According to the beaders, their reliance upon written computer postings to learn about each other probably elevated and enhanced their relationships. "We don't discuss what we are so much as who we are," said Suzanne Cooper, a Texan and author of beadwork books. "When you see someone for the first time, you're often colored by their appearances," Hulsey said. "When you meet over the Internet, you learn to love them before you ever see them. They could have two heads and three eyes, and it doesn't matter."

Evidence of their sincerity flowed from table to table, palm to palm, and heart to heart as the women presented each other with handmade gifts Friday afternoon in the Sandia Room of the Holiday Inn. "They make me cry," Hulsey said as someone handed her a box wrapped in blue tissue paper.

Although the four male members neglected to come, they, too, sent well-wishes in the form of beaded knick-knacks. For instance, 20-year beadworker David Dean (computer chat name, Beadude) sent Hulsey a beaded amulet purse necklace that he called "her portrait." The piece looked like a hand-size pouch decorated with a Picasso-esque face and dangling strands of beaded hair attached at the sides. Estimated gallery worth: about $200, according to the experts present.

Many of the gifts exchanged would cost similar amounts on the open market and would require about 24 hours of solid work for the average person to complete. "This is the most giving group of people I've ever been involved with," said Cooper, who recently finished blowing bubbles from the red, white, and black beaded amulet swinging from her neck. Both the action and the toy foretold of shenanigans likely to occur in the days that remain.

Sitting among tables covered with beading material, the women created, learned, laughed, played silly spur-of-the-moment games, told stories and harassed each other like schoolgirls.
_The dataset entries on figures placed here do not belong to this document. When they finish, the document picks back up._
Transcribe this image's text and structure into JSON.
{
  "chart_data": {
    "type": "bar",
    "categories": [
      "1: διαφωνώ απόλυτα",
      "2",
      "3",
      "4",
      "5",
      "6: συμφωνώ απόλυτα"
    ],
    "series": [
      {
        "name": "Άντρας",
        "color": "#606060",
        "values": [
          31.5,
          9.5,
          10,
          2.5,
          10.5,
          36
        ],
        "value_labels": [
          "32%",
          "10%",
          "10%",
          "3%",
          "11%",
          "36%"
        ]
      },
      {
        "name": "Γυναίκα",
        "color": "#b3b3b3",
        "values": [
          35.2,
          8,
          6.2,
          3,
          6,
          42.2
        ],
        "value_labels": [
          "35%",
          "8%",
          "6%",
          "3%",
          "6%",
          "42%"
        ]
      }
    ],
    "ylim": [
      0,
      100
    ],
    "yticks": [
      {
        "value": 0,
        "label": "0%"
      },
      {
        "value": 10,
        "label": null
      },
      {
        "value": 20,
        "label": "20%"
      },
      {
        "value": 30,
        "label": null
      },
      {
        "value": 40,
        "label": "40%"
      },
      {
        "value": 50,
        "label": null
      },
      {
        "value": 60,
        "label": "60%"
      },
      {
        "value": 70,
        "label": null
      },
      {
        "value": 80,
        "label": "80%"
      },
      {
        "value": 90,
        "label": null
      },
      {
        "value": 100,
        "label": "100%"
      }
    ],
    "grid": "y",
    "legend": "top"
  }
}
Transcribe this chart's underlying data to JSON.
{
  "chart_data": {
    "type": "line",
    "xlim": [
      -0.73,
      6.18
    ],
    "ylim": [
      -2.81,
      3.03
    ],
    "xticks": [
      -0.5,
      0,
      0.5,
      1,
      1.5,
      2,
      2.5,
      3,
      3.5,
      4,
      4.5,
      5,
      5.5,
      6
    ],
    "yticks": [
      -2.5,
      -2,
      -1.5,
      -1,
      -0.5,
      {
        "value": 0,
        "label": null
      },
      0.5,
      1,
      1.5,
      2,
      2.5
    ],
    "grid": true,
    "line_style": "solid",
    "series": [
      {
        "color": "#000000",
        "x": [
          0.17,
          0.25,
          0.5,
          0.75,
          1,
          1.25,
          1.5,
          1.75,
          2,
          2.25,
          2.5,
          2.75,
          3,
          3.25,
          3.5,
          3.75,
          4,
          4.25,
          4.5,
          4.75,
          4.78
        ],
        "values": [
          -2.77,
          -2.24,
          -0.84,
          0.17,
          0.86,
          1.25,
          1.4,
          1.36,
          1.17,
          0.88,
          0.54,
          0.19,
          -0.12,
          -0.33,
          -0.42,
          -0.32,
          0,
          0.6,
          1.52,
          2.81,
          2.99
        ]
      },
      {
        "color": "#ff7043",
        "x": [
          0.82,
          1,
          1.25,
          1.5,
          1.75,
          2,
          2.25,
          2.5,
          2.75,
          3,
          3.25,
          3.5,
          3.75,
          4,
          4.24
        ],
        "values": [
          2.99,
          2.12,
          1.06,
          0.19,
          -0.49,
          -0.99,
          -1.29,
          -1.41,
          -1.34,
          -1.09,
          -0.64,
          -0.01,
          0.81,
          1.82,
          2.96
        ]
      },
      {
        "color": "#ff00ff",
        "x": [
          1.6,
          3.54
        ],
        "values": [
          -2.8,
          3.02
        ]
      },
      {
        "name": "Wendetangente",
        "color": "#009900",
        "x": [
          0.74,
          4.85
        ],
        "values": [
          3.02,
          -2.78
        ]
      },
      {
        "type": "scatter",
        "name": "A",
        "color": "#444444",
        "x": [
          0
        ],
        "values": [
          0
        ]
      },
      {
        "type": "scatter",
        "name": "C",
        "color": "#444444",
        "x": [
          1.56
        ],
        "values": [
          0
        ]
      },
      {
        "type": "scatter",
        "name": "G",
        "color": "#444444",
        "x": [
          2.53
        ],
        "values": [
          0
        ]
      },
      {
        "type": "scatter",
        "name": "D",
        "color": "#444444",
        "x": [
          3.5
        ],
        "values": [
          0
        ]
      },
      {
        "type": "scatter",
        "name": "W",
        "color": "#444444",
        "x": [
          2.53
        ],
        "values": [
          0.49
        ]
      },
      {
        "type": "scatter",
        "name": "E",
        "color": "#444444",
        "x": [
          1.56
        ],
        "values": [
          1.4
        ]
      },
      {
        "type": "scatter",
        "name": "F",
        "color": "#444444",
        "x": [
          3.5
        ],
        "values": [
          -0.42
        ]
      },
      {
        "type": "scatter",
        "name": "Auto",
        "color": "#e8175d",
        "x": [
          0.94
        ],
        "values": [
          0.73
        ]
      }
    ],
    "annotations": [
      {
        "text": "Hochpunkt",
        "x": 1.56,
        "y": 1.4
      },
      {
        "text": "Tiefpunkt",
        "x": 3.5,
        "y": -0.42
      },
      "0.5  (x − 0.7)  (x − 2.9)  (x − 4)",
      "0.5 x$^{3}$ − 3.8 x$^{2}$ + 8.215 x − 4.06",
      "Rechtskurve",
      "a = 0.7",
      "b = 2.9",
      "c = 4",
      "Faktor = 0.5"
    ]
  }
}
Although Hulsey lives in town, she said she's staying in adjoining rooms with five of the other women. One night during last year's romp, several women who were dressed in their nightgowns went to Denny's at 3 a.m. to bead because of inadequate lighting in their hotel rooms. The outlook for this year holds similar tendencies. When the group isn't meeting, Hulsey said, "people are going off and doing their own things ... and then coming back and beading until their eyes cross or they can't see." "People pay megabucks to get as high as we get from just getting together. And the only pain we feel is lack of sleep."